Fetal chromosomal abnormalities are the most common case of spontaneous abortion. According to the recent studies chromosomal abnormalities are responsible for 50% of the first trimester spontaneous miscarriage; most of them about 86% are numerical whereas structural and other unknown genetic disorders are 6% and 8% respectively (7). However the most common structural abnormality in couple with experience of recurrent abortion is balanced rearrangement (10). A blighted ovum is characterized through of ultrasound examination by the absence of embryo in the gestation sac (an embryonic pregnancy). One-third of the products of conception from spontaneous abortion occurring at or before 8 weeks of gestation are blighted ovum or an embryonic pregnancy (6).

Most chromosomal abnormalities in the embryo occur de novo. Rarely these defects are inherited as a consequence of parental karyotype such as balanced translocations. Recent study claimed that, the most common structural abnormalities in couple with experiences of recurrent abortion are; reciprocal translocation (62%), robertsonian translocation (16%) whereas pericentric and paracentric inversion are 16% and 3% for other structural chromosome abnormalities   (11). Among the human chromosome, chromosome no.9 appears with the high frequency of structural heteromorphism, which is a natural variation that occur 1-2% among the individuals in the general population and transmitted through family as mendelian trait (8).

Molecular studies suggested that the structural organization of chromosome no.9 makes it apparently prone to breakage and may be associated with a higher incidence of observed aberrant morphology of this chromosome (12, 13). The risk of miscarriage in the carriers depends on the affected chromosomal region (14). Since chromosomal heteromorphism is considered as balanced chromosomal rearrangements and may not cause clinical feature in carriers, unless polymorphic region has adverse effect on miotic events or chromosome breakpoint occurs within specific regulatory or structural region of gene which affects gene expression, however other studies claimed that there is an association dose exist between structural morphology and some clinical phenotypes (10).

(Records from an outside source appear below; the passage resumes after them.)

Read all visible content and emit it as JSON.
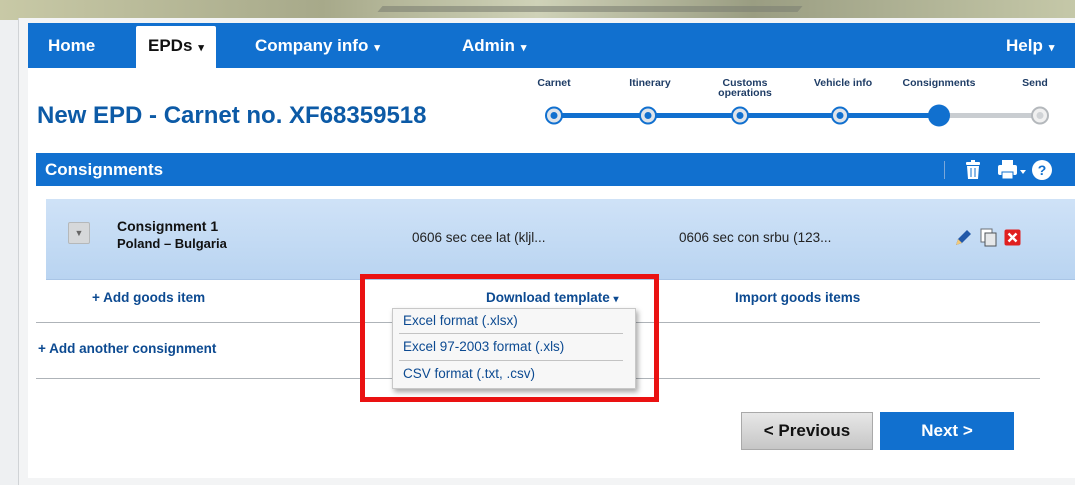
{
  "nav": {
    "home": "Home",
    "epds": "EPDs",
    "company_info": "Company info",
    "admin": "Admin",
    "help": "Help",
    "caret": "▾"
  },
  "page": {
    "title": "New EPD - Carnet no. XF68359518"
  },
  "steps": [
    {
      "label": "Carnet",
      "state": "done"
    },
    {
      "label": "Itinerary",
      "state": "done"
    },
    {
      "label": "Customs operations",
      "state": "done"
    },
    {
      "label": "Vehicle info",
      "state": "done"
    },
    {
      "label": "Consignments",
      "state": "current"
    },
    {
      "label": "Send",
      "state": "pending"
    }
  ],
  "panel": {
    "title": "Consignments",
    "icons": [
      "trash-icon",
      "printer-icon",
      "help-icon"
    ]
  },
  "consignment": {
    "title": "Consignment 1",
    "route": "Poland – Bulgaria",
    "sender": "0606 sec cee lat (kljl...",
    "consignee": "0606 sec con srbu (123...",
    "icons": [
      "edit-pencil-icon",
      "copy-icon",
      "delete-icon"
    ]
  },
  "actions": {
    "add_goods": "+ Add goods item",
    "download_template": "Download template",
    "download_caret": "▾",
    "import_goods": "Import goods items",
    "add_consignment": "+ Add another consignment"
  },
  "download_menu": [
    "Excel format (.xlsx)",
    "Excel 97-2003 format (.xls)",
    "CSV format (.txt, .csv)"
  ],
  "buttons": {
    "previous": "< Previous",
    "next": "Next >"
  },
  "colors": {
    "brand_blue": "#1170cf",
    "title_blue": "#0c5aa6",
    "highlight_red": "#ea1212"
  }
}
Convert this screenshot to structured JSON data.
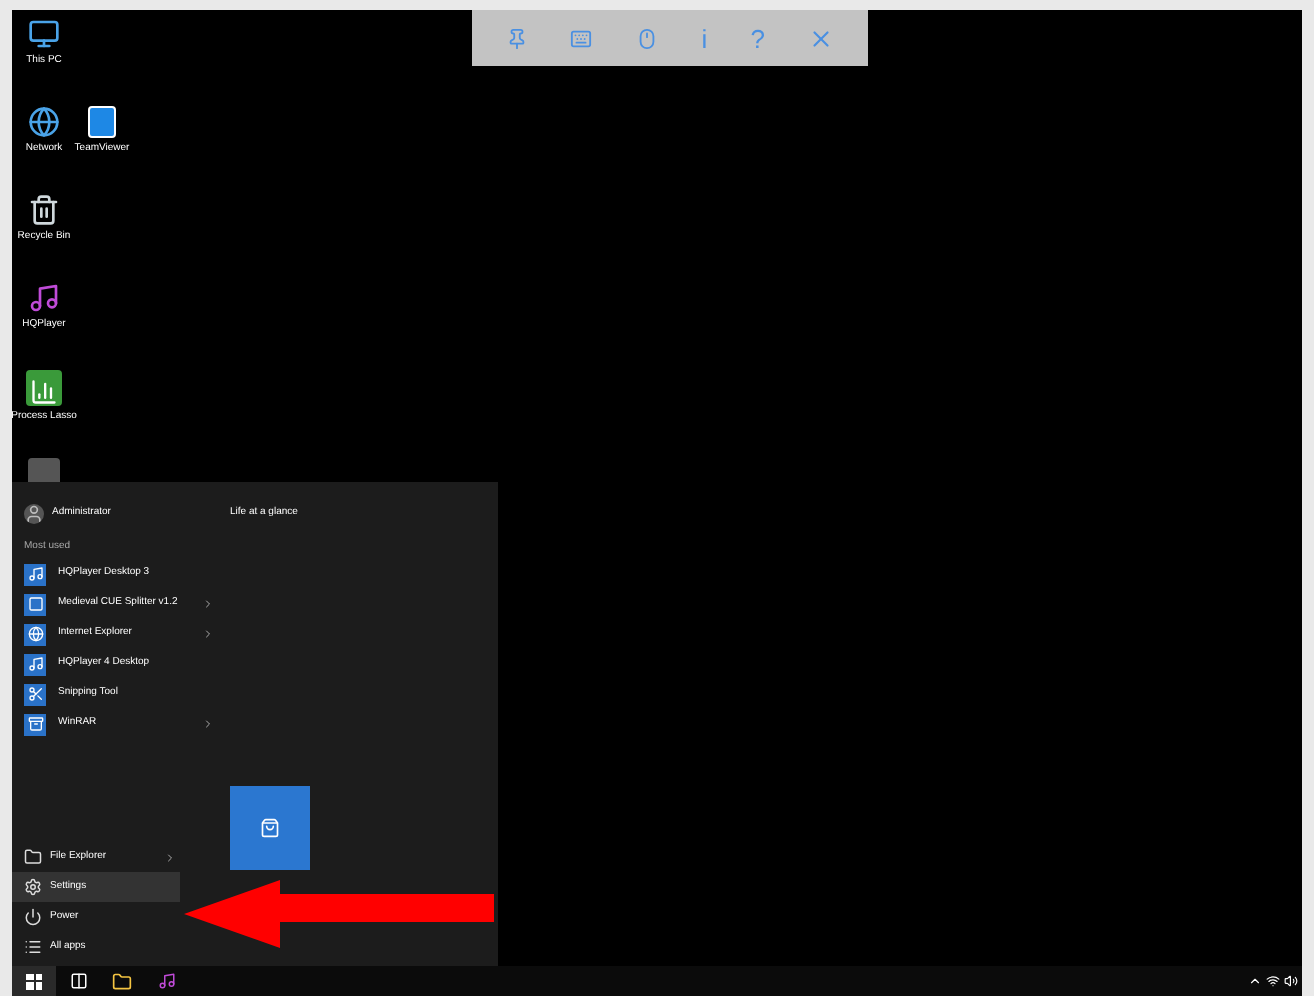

Therefore parental chromosomal analysis is important for appropriate genetic counseling in relation to an embryonic pregnancy (15, 20). Although several authors showed no any evidence between parental chromosome rearrangements as risk factor of blighted ovum, nevertheless a number of recent studies, focused on the increased prevalence of some structural abnormalities of chromosomes in couple with history of an embryonic pregnancy in comparison with the general population (18, 21). Based on the study observations, it seems that the location of heteromorphic region may be interfere with such meiotic events like the phenomenon of crossing over or miotic segregation of fertilized egg that finally leads to development of fertilized eggs with chromosomal abnormalities and produce abnormal embryo (anembryonic pregnancy).

Conclusion

In conclusion further investigation will be suggested in couples with the history of blighted ovum pregnancy and chromosome no.9 heteromorphic in order to postulate a correlation between heteromomorphism (chromosome no. 9) and an embryonic pregnancy.